Pretraining tasks indluding vision task, text task and mixed task.
Input stage, add embeddings of text tokens with the features of the image patch where the tokens are located.

Build a vocabulary for texts and document layout that converts layout
VTL Transformer, one modality-agnostic encoder, text-layout decoder and vision decoder.
seq to seq generation framework
include layout modeling, text and layout reconstruction and vision recognition.
trained on 11M public unlabeled documents with 11 supervised datasets of 1.8M examples

using OCR to get the layout information. The input is v, all the text in v, all the location information for the text
How to encode vision, text and layout,
split the image to P*P parts, for each part convert it to D-dim vector, then group all the patches to a sequence of vectors. text tokens are also converted to numerical D-dim embeddings by vocabulary look-up (we only care about the vacabulary for text)
Have a indicator function for image pathc and token embedding. if the text is inside of the image patch, then the indicator is 1. otherwise it’s 0. Then add the s with v, if the indicator is 1, otherwise the joint-embedding is just the v.
For the layout, normalize it to [0, 1], and times the vocabulary size to make the layout token have the same degree with the text.
Decoder. It has two docoder, text-layout decoder and vision decoder.

The unlabeled document contains OCR text inputs with token-level bounding.
Joint Text-layout reconstruction. Given the senital prompt with layout token and text, mask 15% of the tokens to predict the layout and the text.
Layout Modeling asks the modle to predict poistion of the text tokens. Masking 75%
Visual Text Recognition. Identifies text at given location in the image.
Masked Image reconstruction with text and layout. reconstruct image with text and layout. MAE masks a percentage of the image pathces and feed non-masked patches into a vison encoder. corss-attention with char embeddings.

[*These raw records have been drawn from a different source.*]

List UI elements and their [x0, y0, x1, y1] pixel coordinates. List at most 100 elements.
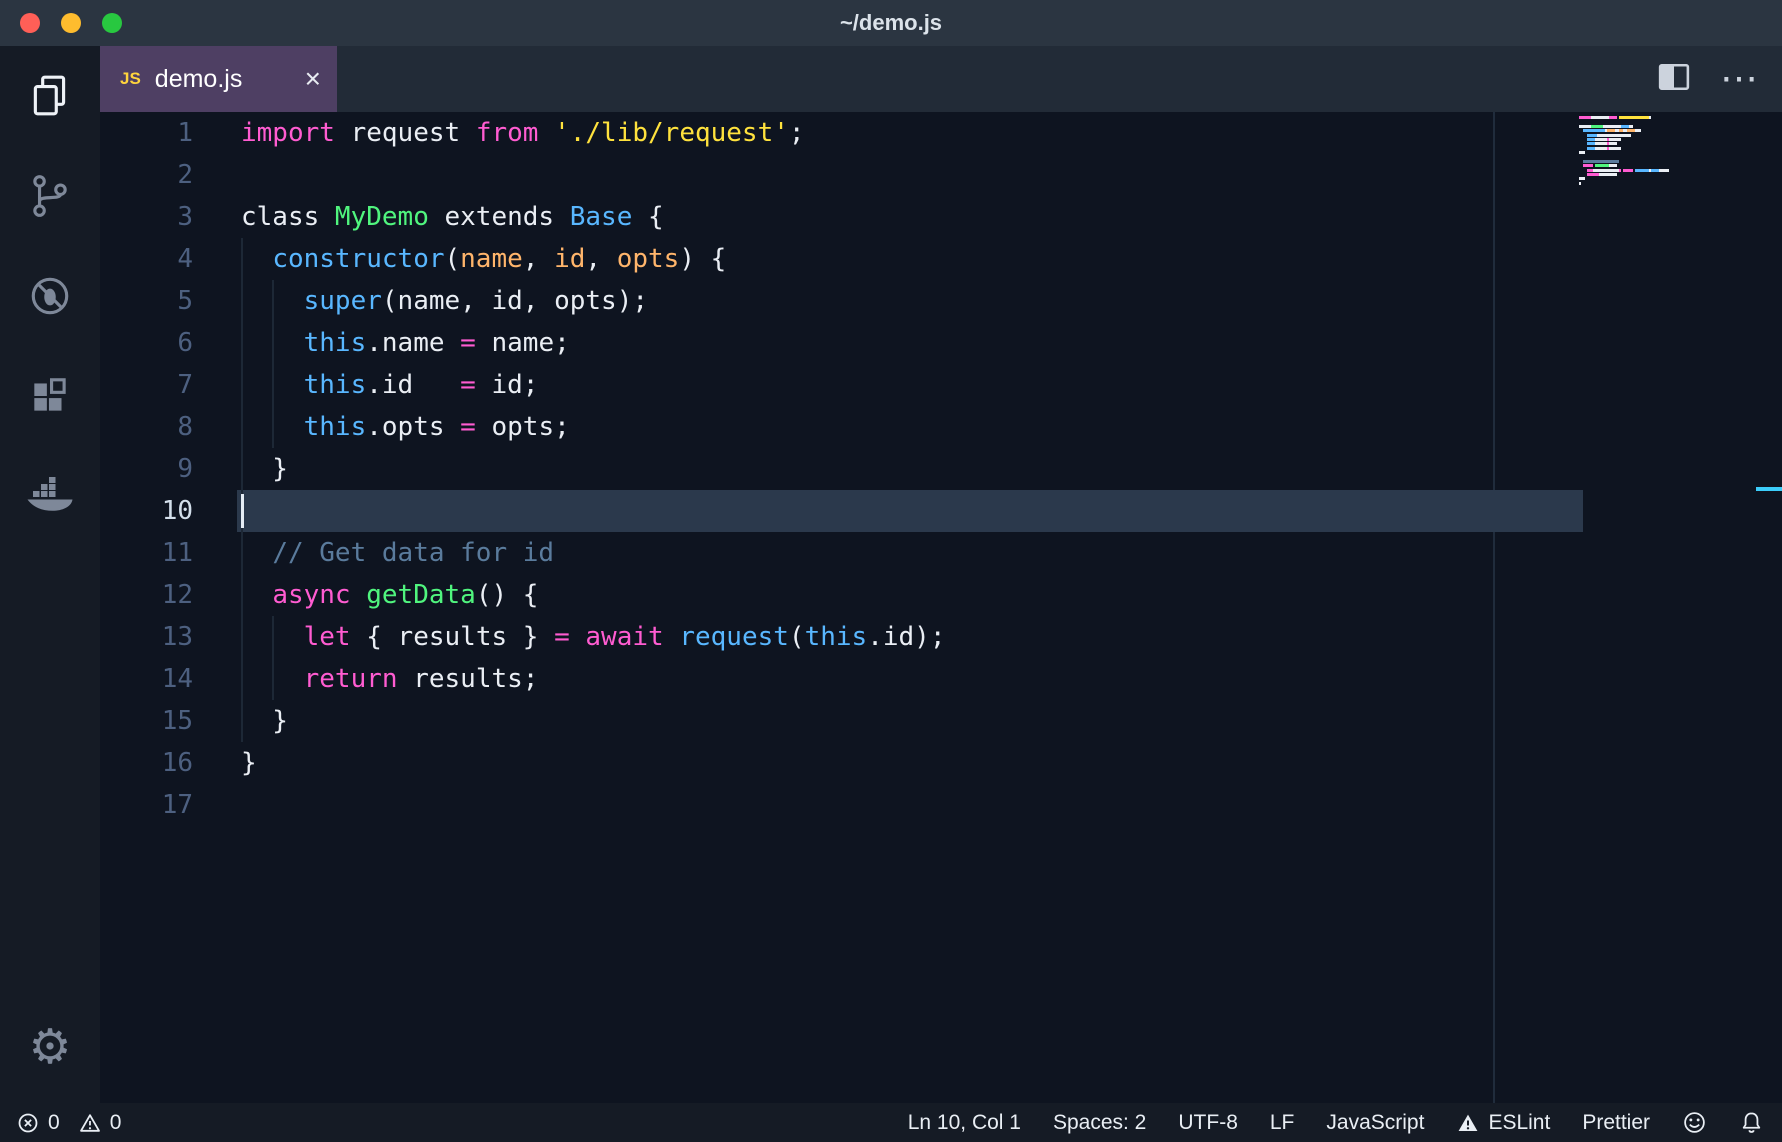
cursor-position-label: Ln 10, Col 1	[907, 1110, 1021, 1134]
code-line-text: import request from './lib/request';	[241, 118, 805, 148]
line-number[interactable]: 7	[100, 364, 193, 406]
settings-button[interactable]: ⚙	[0, 998, 100, 1098]
more-actions-icon[interactable]: ⋯	[1720, 60, 1758, 98]
code-line-text: constructor(name, id, opts) {	[272, 244, 727, 274]
warning-filled-icon	[1456, 1111, 1480, 1135]
language-mode[interactable]: JavaScript	[1326, 1111, 1424, 1135]
code-line[interactable]: 2	[100, 154, 1782, 196]
line-number[interactable]: 3	[100, 196, 193, 238]
feedback-smiley[interactable]	[1682, 1110, 1707, 1135]
gear-icon: ⚙	[28, 1021, 72, 1074]
status-bar: 00 Ln 10, Col 1 Spaces: 2 UTF-8 LF JavaScrip…	[0, 1103, 1782, 1142]
status-bar-right: Ln 10, Col 1 Spaces: 2 UTF-8 LF JavaScript ES…	[908, 1110, 1764, 1135]
code-line[interactable]: 12 async getData() {	[100, 574, 1782, 616]
code-line-text: return results;	[303, 664, 539, 694]
line-number[interactable]: 1	[100, 112, 193, 154]
code-line-text: let { results } = await request(this.id)…	[303, 622, 946, 652]
eslint-status-label: ESLint	[1488, 1110, 1551, 1134]
code-line[interactable]: 7 this.id = id;	[100, 364, 1782, 406]
notifications-bell[interactable]	[1739, 1110, 1764, 1135]
line-number[interactable]: 15	[100, 700, 193, 742]
error-circle-icon	[16, 1111, 40, 1135]
line-number[interactable]: 10	[100, 490, 193, 532]
line-number[interactable]: 2	[100, 154, 193, 196]
code-line-text: class MyDemo extends Base {	[241, 202, 664, 232]
prettier-status-label: Prettier	[1582, 1110, 1650, 1134]
code-line[interactable]: 4 constructor(name, id, opts) {	[100, 238, 1782, 280]
line-number[interactable]: 8	[100, 406, 193, 448]
javascript-file-icon: JS	[120, 69, 141, 88]
line-number[interactable]: 11	[100, 532, 193, 574]
titlebar: ~/demo.js	[0, 0, 1782, 46]
sidebar-item-source-control[interactable]	[0, 146, 100, 246]
smiley-icon	[1682, 1110, 1707, 1135]
code-line-text: }	[241, 454, 288, 484]
bell-icon	[1739, 1110, 1764, 1135]
close-tab-icon[interactable]: ×	[305, 65, 321, 93]
code-line[interactable]: 5 super(name, id, opts);	[100, 280, 1782, 322]
files-icon	[27, 73, 73, 119]
sidebar-item-explorer[interactable]	[0, 46, 100, 146]
vscode-window: ~/demo.js ⚙ JS demo.js × ⋯ 1 import requ…	[0, 0, 1782, 1142]
code-line[interactable]: 16}	[100, 742, 1782, 784]
tab-label: demo.js	[154, 64, 243, 93]
end-of-line[interactable]: LF	[1270, 1111, 1295, 1135]
tab-demo-js[interactable]: JS demo.js ×	[100, 46, 337, 112]
code-line[interactable]: 1 import request from './lib/request';	[100, 112, 1782, 154]
end-of-line-label: LF	[1269, 1110, 1295, 1134]
line-number[interactable]: 5	[100, 280, 193, 322]
line-number[interactable]: 12	[100, 574, 193, 616]
minimap[interactable]	[1579, 116, 1689, 191]
activity-bar: ⚙	[0, 46, 100, 1103]
window-title: ~/demo.js	[839, 10, 943, 35]
line-number[interactable]: 13	[100, 616, 193, 658]
code-line[interactable]: 3 class MyDemo extends Base {	[100, 196, 1782, 238]
warning-count[interactable]: 0	[78, 1111, 121, 1135]
git-branch-icon	[27, 173, 73, 219]
close-window-button[interactable]	[20, 13, 40, 33]
code-line-text: this.name = name;	[303, 328, 570, 358]
line-number[interactable]: 14	[100, 658, 193, 700]
code-line[interactable]: 6 this.name = name;	[100, 322, 1782, 364]
code-line-text: }	[241, 748, 257, 778]
traffic-lights	[20, 0, 122, 46]
sidebar-item-debug[interactable]	[0, 246, 100, 346]
status-bar-left: 00	[16, 1111, 121, 1135]
error-count[interactable]: 0	[16, 1111, 60, 1135]
cursor-position[interactable]: Ln 10, Col 1	[908, 1111, 1021, 1135]
encoding[interactable]: UTF-8	[1178, 1111, 1238, 1135]
indentation-label: Spaces: 2	[1052, 1110, 1147, 1134]
line-number[interactable]: 4	[100, 238, 193, 280]
line-number[interactable]: 6	[100, 322, 193, 364]
line-number[interactable]: 9	[100, 448, 193, 490]
code-line[interactable]: 17	[100, 784, 1782, 826]
code-line[interactable]: 8 this.opts = opts;	[100, 406, 1782, 448]
code-line[interactable]: 15 }	[100, 700, 1782, 742]
text-cursor	[241, 494, 244, 528]
bug-slash-icon	[27, 273, 73, 319]
line-number[interactable]: 17	[100, 784, 193, 826]
prettier-status[interactable]: Prettier	[1582, 1111, 1650, 1135]
code-line-text: this.id = id;	[303, 370, 539, 400]
code-line[interactable]: 14 return results;	[100, 658, 1782, 700]
eslint-status[interactable]: ESLint	[1456, 1111, 1550, 1135]
code-line-text: async getData() {	[272, 580, 539, 610]
code-line[interactable]: 9 }	[100, 448, 1782, 490]
code-editor[interactable]: 1 import request from './lib/request'; 2 3 c…	[100, 112, 1782, 1103]
code-line[interactable]: 13 let { results } = await request(this.…	[100, 616, 1782, 658]
minimize-window-button[interactable]	[61, 13, 81, 33]
error-count-label: 0	[48, 1110, 60, 1134]
line-number[interactable]: 16	[100, 742, 193, 784]
code-line-text: super(name, id, opts);	[303, 286, 649, 316]
docker-whale-icon	[25, 475, 75, 517]
indentation[interactable]: Spaces: 2	[1053, 1111, 1146, 1135]
current-line-highlight	[237, 490, 1583, 532]
code-line[interactable]: 10	[100, 490, 1782, 532]
encoding-label: UTF-8	[1178, 1110, 1238, 1134]
sidebar-item-docker[interactable]	[0, 446, 100, 546]
overview-ruler-cursor-mark	[1756, 487, 1782, 491]
sidebar-item-extensions[interactable]	[0, 346, 100, 446]
code-line[interactable]: 11 // Get data for id	[100, 532, 1782, 574]
zoom-window-button[interactable]	[102, 13, 122, 33]
split-editor-icon[interactable]	[1658, 63, 1690, 96]
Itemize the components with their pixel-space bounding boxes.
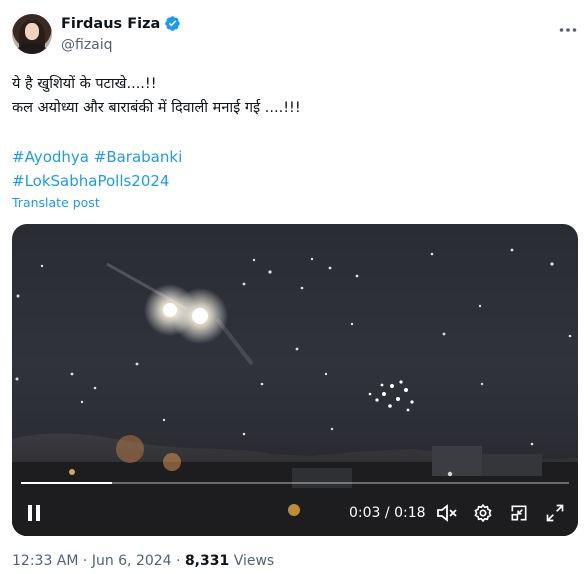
video-current-time: 0:03 [349,505,381,521]
author-display-name[interactable]: Firdaus Fiza [61,16,160,32]
tweet-time[interactable]: 12:33 AM [12,553,78,569]
author-name-row: Firdaus Fiza [61,15,181,32]
views-count: 8,331 [184,553,230,569]
video-progress-fill [21,482,113,484]
fullscreen-icon[interactable] [542,500,568,526]
pip-icon[interactable] [506,500,532,526]
tweet-text: ये है खुशियों के पटाखे....!! कल अयोध्या … [12,72,572,120]
video-time: 0:03 / 0:18 [349,505,426,521]
pause-icon[interactable] [21,500,47,526]
hashtag-ayodhya[interactable]: #Ayodhya [12,148,89,166]
verified-badge-icon [165,16,181,31]
avatar-face [25,23,39,40]
video-progress-bar[interactable] [21,482,569,484]
avatar-body [17,43,47,54]
more-options-icon[interactable] [558,20,578,40]
video-player[interactable]: 0:03 / 0:18 [12,224,578,536]
video-controls: 0:03 / 0:18 [12,494,578,530]
author-handle[interactable]: @fizaiq [61,37,113,53]
avatar[interactable] [12,14,52,54]
settings-icon[interactable] [470,500,496,526]
translate-post-link[interactable]: Translate post [12,195,100,210]
tweet-date[interactable]: Jun 6, 2024 [92,553,172,569]
mute-icon[interactable] [434,500,460,526]
hashtag-loksabhapolls2024[interactable]: #LokSabhaPolls2024 [12,172,169,190]
hashtags: #Ayodhya #Barabanki #LokSabhaPolls2024 [12,145,182,193]
meta-separator: · [176,553,181,569]
tweet-line-1: ये है खुशियों के पटाखे....!! [12,76,157,92]
views-label: Views [233,553,275,569]
hashtag-barabanki[interactable]: #Barabanki [94,148,182,166]
tweet-meta: 12:33 AM · Jun 6, 2024 · 8,331 Views [12,553,274,569]
tweet-line-2: कल अयोध्या और बाराबंकी में दिवाली मनाई ग… [12,100,301,116]
video-frame [12,248,578,536]
meta-separator: · [82,553,88,569]
video-duration: 0:18 [394,505,426,521]
video-time-separator: / [384,505,390,521]
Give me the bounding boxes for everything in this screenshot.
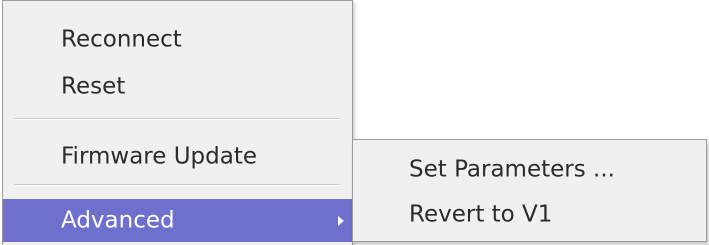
menu-item-label: Advanced — [61, 207, 175, 233]
menu-separator — [15, 184, 340, 186]
menu-separator — [15, 118, 340, 120]
chevron-right-icon — [338, 215, 344, 226]
submenu-item-label: Revert to V1 — [409, 201, 553, 228]
submenu-item-revert-to-v1[interactable]: Revert to V1 — [353, 196, 706, 234]
menu-item-firmware-update[interactable]: Firmware Update — [3, 139, 352, 175]
submenu-item-label: Set Parameters ... — [409, 156, 615, 183]
menu-item-label: Reset — [61, 73, 126, 100]
menu-stage: Reconnect Reset Firmware Update Advanced… — [0, 0, 709, 245]
menu-item-label: Firmware Update — [61, 143, 258, 170]
menu-item-reset[interactable]: Reset — [3, 69, 352, 105]
menu-item-label: Reconnect — [61, 26, 182, 53]
context-menu: Reconnect Reset Firmware Update Advanced — [2, 0, 353, 245]
submenu-item-set-parameters[interactable]: Set Parameters ... — [353, 151, 706, 189]
menu-item-reconnect[interactable]: Reconnect — [3, 22, 352, 58]
menu-item-advanced[interactable]: Advanced — [3, 199, 352, 242]
advanced-submenu: Set Parameters ... Revert to V1 — [352, 139, 707, 242]
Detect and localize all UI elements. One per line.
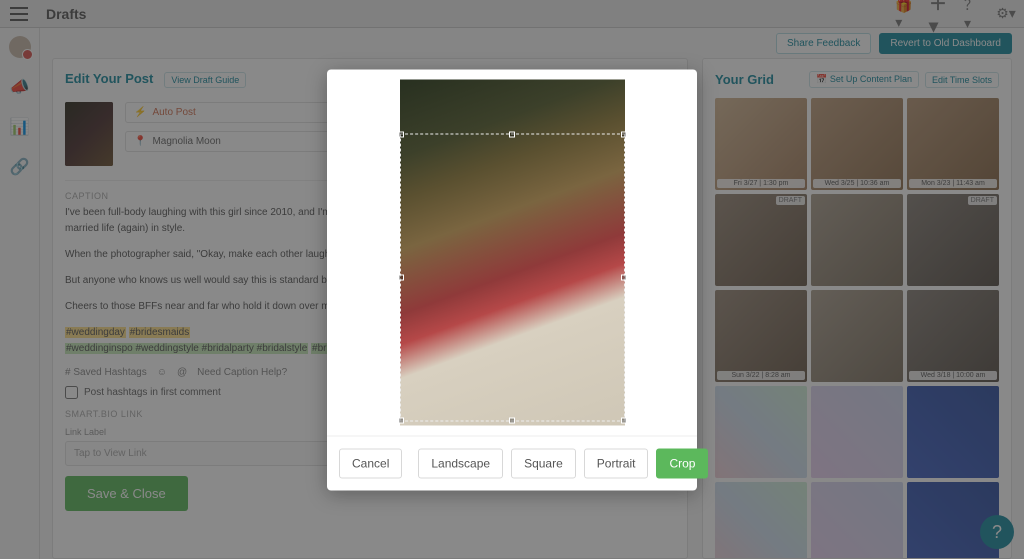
crop-modal: Cancel Landscape Square Portrait Crop [327,69,697,490]
crop-button[interactable]: Crop [656,448,708,478]
portrait-button[interactable]: Portrait [584,448,649,478]
square-button[interactable]: Square [511,448,576,478]
crop-image[interactable] [400,79,625,425]
cancel-button[interactable]: Cancel [339,448,402,478]
landscape-button[interactable]: Landscape [418,448,503,478]
crop-selection[interactable] [400,133,625,421]
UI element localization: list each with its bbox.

overall structure is T5-large (encoder-decoder) architecture.
It has 794 M trainable parameters.
Tokenizer is from T5 tokenizer from hf. but extend the vacab with special tokens
IIT-CDIP 1.0 is used, it has 11 million scanned document with contians text and token-level bounding boxes from OCR
Curriculum Learning. from small resolution to large resolution
Adam optimizer with lr =5e-5, 1000 warmup steps, batch size 512, weight decay 0.01.